Throughout the conversation it was evident that Acevedo knows where the bread is buttered.

“We all work for a mayor and council,” he said. “We have to be very strategic in budgetary matters. Pension reform is a bitter pill to swallow. You have to take the bitter pill to cure the patient. It (the pension) is not sustainable as it is now. If you want to keep defined benefit it’s not sustainable.”

The major step toward getting the bitter pill in the healing process is only the first one. Acevedo, as Mayor Turner, believes every effort must be made to life the tax cap instituted in the administration of former Mayor Bill White. “The artificial cap has prevented the city from utilizing revenues that would have allowed us to hire more officers. We need pension reform and need to have the cap lifted.”
Meanwhile, the cheerleader wants every HPD officer “to realize we’re all recruiters. It’s not just the responsibility of a recruiting team. This is a joint effort. Everybody is hiring. It’s a perfect storm for us. We’re competing with a number of agencies.

“But I’d rather do more with less as a police department than to lower our standards or hire people simply because that’s the best we can get. I want to make sure we’re hiring the right people.”

Then the underfunded historical tradition cropped up. “We do not have a competitive salary structure,” Acevedo said, seeming to look for cops in choir robes for this sermon segment. “We have to build the case to improve the salary structure.”

More rumors? Here’s one: the new chief wants to do away with the pro-active divisions, such as CRT, the TACTs and division gang units.

“Are you kidding me?” he said, resuming the quarterback persona. “Pro-active units are extremely important to combating crimes. Fighting violent crime has to be our number one priority. Pro-active units are not going away!”

Chief Acevedo tells everyone he meets – whether they wear the blue uniform or not – that he loves cops and loves being a cop. He’s also not defensive about his ever-present smile and stands sturdy and staunch when he gets a major point across:

One of us longtime friends, an officer, was murdered on Good Friday 2012. “He was a guy out there who always had a smile on his face. A smile is a sign of strength, a sign of confidence, a sign of warmth, acceptance and inclusion. It’s not something we do often enough. A smile is a sign of confidence.”

Acevedo shows that confidence frequently, like when he discussed his leadership role in Houston’s ongoing community-oriented policing philosophy. The new chief has compiled a schedule that often extends to a 16- to 18-hour day, most of the later hours spent at dinners or civic meetings.

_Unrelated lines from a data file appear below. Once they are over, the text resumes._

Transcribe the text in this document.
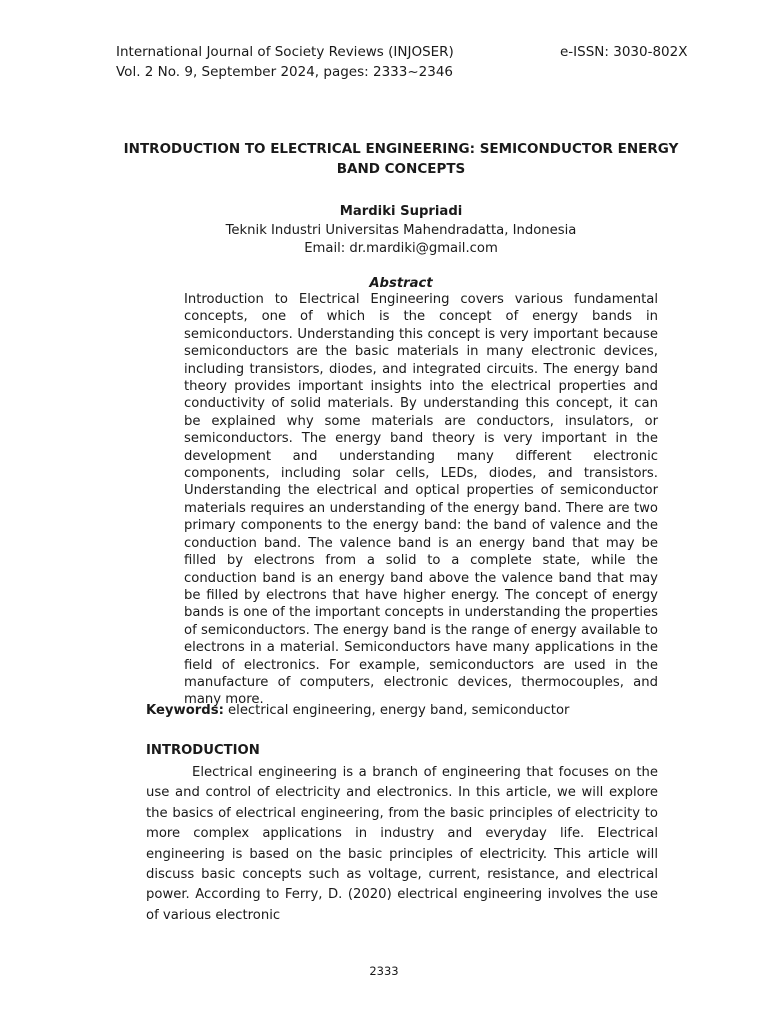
International Journal of Society Reviews (INJOSER)
Vol. 2 No. 9, September 2024, pages: 2333~2346
e-ISSN: 3030-802X
INTRODUCTION TO ELECTRICAL ENGINEERING: SEMICONDUCTOR ENERGY BAND CONCEPTS
Mardiki Supriadi
Teknik Industri Universitas Mahendradatta, Indonesia
Email: dr.mardiki@gmail.com
Abstract
Introduction to Electrical Engineering covers various fundamental concepts, one of which is the concept of energy bands in semiconductors. Understanding this concept is very important because semiconductors are the basic materials in many electronic devices, including transistors, diodes, and integrated circuits. The energy band theory provides important insights into the electrical properties and conductivity of solid materials. By understanding this concept, it can be explained why some materials are conductors, insulators, or semiconductors. The energy band theory is very important in the development and understanding many different electronic components, including solar cells, LEDs, diodes, and transistors. Understanding the electrical and optical properties of semiconductor materials requires an understanding of the energy band. There are two primary components to the energy band: the band of valence and the conduction band. The valence band is an energy band that may be filled by electrons from a solid to a complete state, while the conduction band is an energy band above the valence band that may be filled by electrons that have higher energy. The concept of energy bands is one of the important concepts in understanding the properties of semiconductors. The energy band is the range of energy available to electrons in a material. Semiconductors have many applications in the field of electronics. For example, semiconductors are used in the manufacture of computers, electronic devices, thermocouples, and many more.
Keywords: electrical engineering, energy band, semiconductor
INTRODUCTION
Electrical engineering is a branch of engineering that focuses on the use and control of electricity and electronics. In this article, we will explore the basics of electrical engineering, from the basic principles of electricity to more complex applications in industry and everyday life. Electrical engineering is based on the basic principles of electricity. This article will discuss basic concepts such as voltage, current, resistance, and electrical power. According to Ferry, D. (2020) electrical engineering involves the use of various electronic
2333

His appearances are meant to deemphasize the us-versus-them attitude. Some of the points he stresses:

“You need to be politically astute to navigate the mine fields,” he said, “and support them (officers) regardless of which way the winds are blowing. I’m not going to check my integrity for any special interests. Some cops are going to love me and sometimes hate me. They should know that the decisions will not be based on which way the political winds are blowing.

“We can never have an us-versus-them mentality. We are them. The court of public opinion matters and has an impact on how we’re treated by a grand jury, a criminal jury, the Legislature, the council. It affects our organization and benefits and it starts with treating people right and how you are conducting yourself.”

A faulty decision, on the other hand, can form a major detraction for sometimes 30 years, he said.

Suddenly the ace quarterback (for ACEvedo) shifted to the cheerleader mode, for he was very excited about indulging in his real “favorite job” – driving the streets on patrol. On the day of the interview he was three days away from his first night on a Houston beat – the evening shift at Northeast.

Over his nine years as Austin’s police chief, Acevedo was credited with making 100 arrests, a feat unheard of for a chief in a major city.

Acevedo smiled as if to say he wanted to one day break his Austin arrest record while he’s Houston’s chief.

Who knows? He might be on the beat long enough to hear some rumors.